[OrganicH2O]

I am thinking about a chemical reaction of 2-Bromo-2-methylbutane with tert-butyl alcohol and heat, assuming elimination products.  I am thinking this reaction will be E1 because it  is a tertiary halide and tert-butanol is a very weak base, and fairly polar and also protic. If it is a pure E1 reaction, would we see the same favoring of the Hoffman product that is seen with an E2 reaction with tert-butoxide?

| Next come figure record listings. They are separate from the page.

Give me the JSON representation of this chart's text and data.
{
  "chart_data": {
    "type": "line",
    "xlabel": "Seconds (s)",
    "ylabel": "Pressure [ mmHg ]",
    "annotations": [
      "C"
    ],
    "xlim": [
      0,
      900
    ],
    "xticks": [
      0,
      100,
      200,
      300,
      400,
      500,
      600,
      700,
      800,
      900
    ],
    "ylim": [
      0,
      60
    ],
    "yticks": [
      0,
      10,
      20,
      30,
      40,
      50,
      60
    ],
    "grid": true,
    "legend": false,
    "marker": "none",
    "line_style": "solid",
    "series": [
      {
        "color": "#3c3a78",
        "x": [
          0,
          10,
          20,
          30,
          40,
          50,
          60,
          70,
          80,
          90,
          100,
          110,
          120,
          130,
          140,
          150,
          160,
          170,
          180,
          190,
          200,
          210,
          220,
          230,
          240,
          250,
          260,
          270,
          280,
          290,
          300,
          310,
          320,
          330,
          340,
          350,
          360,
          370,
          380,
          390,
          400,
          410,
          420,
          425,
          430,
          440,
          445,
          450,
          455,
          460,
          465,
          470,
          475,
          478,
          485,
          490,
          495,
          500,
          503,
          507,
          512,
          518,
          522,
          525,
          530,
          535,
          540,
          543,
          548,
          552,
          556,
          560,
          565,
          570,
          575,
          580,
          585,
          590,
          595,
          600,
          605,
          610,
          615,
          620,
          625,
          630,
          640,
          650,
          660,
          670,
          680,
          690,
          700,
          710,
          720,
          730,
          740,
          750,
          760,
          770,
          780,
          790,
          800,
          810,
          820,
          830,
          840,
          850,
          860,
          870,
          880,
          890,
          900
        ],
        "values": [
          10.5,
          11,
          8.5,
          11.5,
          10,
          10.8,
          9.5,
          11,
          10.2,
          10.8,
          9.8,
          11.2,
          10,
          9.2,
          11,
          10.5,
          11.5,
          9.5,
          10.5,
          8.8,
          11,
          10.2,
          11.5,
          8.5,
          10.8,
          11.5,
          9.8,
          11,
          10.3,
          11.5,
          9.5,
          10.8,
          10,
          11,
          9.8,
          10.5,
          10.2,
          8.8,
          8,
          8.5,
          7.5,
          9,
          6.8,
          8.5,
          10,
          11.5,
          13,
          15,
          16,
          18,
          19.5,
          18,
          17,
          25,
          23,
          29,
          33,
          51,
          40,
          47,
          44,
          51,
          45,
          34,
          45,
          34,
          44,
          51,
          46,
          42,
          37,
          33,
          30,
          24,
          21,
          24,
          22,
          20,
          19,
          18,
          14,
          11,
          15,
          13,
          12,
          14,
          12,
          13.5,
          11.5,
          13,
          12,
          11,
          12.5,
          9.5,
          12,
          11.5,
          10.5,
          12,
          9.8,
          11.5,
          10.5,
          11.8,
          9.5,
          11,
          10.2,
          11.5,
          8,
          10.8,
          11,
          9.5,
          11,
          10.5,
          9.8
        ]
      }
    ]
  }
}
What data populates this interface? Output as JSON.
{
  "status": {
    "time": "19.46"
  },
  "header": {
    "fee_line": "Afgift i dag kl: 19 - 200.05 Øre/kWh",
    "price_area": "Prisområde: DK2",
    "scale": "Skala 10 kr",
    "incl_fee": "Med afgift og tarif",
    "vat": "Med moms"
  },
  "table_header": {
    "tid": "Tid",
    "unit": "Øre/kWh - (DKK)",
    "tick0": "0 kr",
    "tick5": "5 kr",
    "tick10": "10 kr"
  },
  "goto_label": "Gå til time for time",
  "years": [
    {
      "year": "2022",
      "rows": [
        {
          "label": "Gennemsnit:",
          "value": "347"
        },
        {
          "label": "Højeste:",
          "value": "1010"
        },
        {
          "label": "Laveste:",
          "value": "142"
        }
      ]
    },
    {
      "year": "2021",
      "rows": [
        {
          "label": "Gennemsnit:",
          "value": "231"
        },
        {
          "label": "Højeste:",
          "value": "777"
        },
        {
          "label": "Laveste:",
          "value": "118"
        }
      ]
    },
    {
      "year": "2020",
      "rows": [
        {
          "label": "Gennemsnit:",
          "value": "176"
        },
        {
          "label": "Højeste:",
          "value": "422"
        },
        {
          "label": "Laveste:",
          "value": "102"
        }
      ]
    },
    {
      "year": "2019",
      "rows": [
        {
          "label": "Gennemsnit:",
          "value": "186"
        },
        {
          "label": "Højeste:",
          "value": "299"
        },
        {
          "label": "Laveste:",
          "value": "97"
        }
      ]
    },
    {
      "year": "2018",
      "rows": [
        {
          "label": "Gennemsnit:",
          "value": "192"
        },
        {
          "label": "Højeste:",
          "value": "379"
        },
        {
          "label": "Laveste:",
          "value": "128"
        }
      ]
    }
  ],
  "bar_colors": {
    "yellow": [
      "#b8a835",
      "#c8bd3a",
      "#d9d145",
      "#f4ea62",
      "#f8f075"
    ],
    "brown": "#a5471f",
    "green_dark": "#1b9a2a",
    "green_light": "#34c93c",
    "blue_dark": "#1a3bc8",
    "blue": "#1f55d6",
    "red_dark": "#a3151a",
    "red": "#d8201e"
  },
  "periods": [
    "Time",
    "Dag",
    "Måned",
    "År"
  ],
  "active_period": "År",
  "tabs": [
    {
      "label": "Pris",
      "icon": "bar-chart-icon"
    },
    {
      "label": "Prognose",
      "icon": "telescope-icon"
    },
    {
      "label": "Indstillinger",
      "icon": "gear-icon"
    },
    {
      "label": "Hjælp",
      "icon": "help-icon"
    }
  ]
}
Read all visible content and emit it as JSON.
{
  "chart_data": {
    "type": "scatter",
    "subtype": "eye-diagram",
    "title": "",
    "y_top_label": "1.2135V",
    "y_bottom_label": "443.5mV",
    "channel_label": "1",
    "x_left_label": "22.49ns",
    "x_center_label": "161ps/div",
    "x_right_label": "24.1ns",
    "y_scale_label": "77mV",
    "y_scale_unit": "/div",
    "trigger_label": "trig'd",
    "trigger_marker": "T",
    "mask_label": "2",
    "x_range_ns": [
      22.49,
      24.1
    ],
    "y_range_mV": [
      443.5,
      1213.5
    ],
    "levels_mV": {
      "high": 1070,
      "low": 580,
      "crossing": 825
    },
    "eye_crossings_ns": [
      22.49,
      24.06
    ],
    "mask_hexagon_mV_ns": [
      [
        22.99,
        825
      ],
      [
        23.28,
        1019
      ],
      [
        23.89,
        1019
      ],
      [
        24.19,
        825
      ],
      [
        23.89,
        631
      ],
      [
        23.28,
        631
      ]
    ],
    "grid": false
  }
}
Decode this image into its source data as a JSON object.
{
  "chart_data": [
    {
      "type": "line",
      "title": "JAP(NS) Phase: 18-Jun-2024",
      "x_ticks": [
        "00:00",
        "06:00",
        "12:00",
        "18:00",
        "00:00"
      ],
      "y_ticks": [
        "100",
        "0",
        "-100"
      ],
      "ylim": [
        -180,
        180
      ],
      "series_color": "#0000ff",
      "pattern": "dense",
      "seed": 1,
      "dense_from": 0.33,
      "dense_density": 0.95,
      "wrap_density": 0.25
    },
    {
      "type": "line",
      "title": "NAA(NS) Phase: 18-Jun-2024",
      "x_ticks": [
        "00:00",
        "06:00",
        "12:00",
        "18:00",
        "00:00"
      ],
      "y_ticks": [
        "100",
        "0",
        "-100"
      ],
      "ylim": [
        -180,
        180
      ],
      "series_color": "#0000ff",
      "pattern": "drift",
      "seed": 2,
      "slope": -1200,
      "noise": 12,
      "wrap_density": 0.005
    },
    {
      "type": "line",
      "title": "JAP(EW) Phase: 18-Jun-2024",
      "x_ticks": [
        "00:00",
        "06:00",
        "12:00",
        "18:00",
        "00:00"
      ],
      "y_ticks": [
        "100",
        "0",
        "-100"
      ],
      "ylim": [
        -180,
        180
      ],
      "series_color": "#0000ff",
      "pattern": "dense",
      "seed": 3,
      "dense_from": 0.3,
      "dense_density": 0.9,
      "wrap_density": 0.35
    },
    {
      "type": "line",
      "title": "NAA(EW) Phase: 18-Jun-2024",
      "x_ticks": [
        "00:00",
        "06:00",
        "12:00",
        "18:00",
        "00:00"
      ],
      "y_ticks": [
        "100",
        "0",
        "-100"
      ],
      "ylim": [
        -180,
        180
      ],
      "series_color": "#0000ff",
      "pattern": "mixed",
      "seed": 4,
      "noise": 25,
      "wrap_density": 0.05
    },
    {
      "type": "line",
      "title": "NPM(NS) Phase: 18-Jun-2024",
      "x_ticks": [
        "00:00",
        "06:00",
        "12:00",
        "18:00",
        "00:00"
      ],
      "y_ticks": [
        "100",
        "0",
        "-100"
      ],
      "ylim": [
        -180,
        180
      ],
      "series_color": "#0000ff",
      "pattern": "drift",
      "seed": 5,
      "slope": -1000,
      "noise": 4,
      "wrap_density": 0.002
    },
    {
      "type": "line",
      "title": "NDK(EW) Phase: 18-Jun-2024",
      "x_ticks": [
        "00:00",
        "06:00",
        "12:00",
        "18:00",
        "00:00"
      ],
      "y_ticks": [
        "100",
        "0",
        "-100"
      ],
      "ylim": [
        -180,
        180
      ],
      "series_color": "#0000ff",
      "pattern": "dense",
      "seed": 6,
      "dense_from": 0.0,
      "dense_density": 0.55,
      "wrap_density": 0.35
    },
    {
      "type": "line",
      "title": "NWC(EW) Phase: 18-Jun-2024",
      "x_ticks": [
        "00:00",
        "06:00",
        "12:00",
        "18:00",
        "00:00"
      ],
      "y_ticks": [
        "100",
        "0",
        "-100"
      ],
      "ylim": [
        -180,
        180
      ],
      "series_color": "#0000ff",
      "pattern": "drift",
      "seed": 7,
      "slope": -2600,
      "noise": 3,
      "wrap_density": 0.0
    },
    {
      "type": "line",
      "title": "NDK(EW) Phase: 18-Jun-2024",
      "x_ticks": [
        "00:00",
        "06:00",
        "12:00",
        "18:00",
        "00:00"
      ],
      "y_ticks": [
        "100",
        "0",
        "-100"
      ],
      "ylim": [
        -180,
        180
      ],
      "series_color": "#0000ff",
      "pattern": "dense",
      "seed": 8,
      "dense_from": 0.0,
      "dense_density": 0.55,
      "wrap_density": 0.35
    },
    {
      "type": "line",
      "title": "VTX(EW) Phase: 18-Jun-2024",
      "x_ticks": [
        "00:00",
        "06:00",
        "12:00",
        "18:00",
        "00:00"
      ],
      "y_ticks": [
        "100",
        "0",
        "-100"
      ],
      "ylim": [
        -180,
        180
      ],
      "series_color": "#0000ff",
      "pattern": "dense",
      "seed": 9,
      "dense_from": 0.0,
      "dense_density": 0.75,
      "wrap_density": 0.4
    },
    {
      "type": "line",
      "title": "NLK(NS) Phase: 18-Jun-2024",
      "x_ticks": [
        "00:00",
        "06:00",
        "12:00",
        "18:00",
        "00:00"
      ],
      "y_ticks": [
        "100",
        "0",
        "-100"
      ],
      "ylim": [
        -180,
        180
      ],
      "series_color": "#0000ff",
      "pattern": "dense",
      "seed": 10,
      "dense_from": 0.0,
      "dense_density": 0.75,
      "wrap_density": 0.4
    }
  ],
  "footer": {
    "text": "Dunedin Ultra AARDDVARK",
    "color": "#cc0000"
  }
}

I have heard that E1 reactions give Zaitsev products regardless of steric hindrance on the base, perhaps because the transition state to form the alkene is very late due to Hammond's postulate. But I don't know if this is always true.  And perhaps in this case the mechanism is a concerted hybrid of E2 and E1, with an asynchronous transition state, because tert-butanol is not polar enough to allow for carbocation formation. If I just knew the experimental outcome I could backwards justify it.

[hollytara]

So your plan is to make a solution of the bromo compound in t-butanol and heat it?  So in the E1, it will make the carbocation - for that substrate there will be quite a bit less steric hindrance for each of the protons that might be lost, compared to the hindrance in the E2 transition state. 

But why not just do the E2? Add some t-butoxide to the t-butanol.  This will also reduce side reactions that are SN1!

[OrganicH2O]

I strongly agree with your statement, but this is specifically related to an exam question I saw recently. The professor said that the correct answer was Hoffman product, but I am suspicious and wanted to get some feedback from knowledgeable individuals.

[OrganicH2O]

I made a goof in my original explanation. The transition state would be very early due to Hammond's postulate, for deprotonation of the carbocation to form the alkene. Going from carbocation --> alkene is obviously very exothermic. This is arguing for steric hindrance being less important, although this would also make the relative stability of the two alkenes less important as well.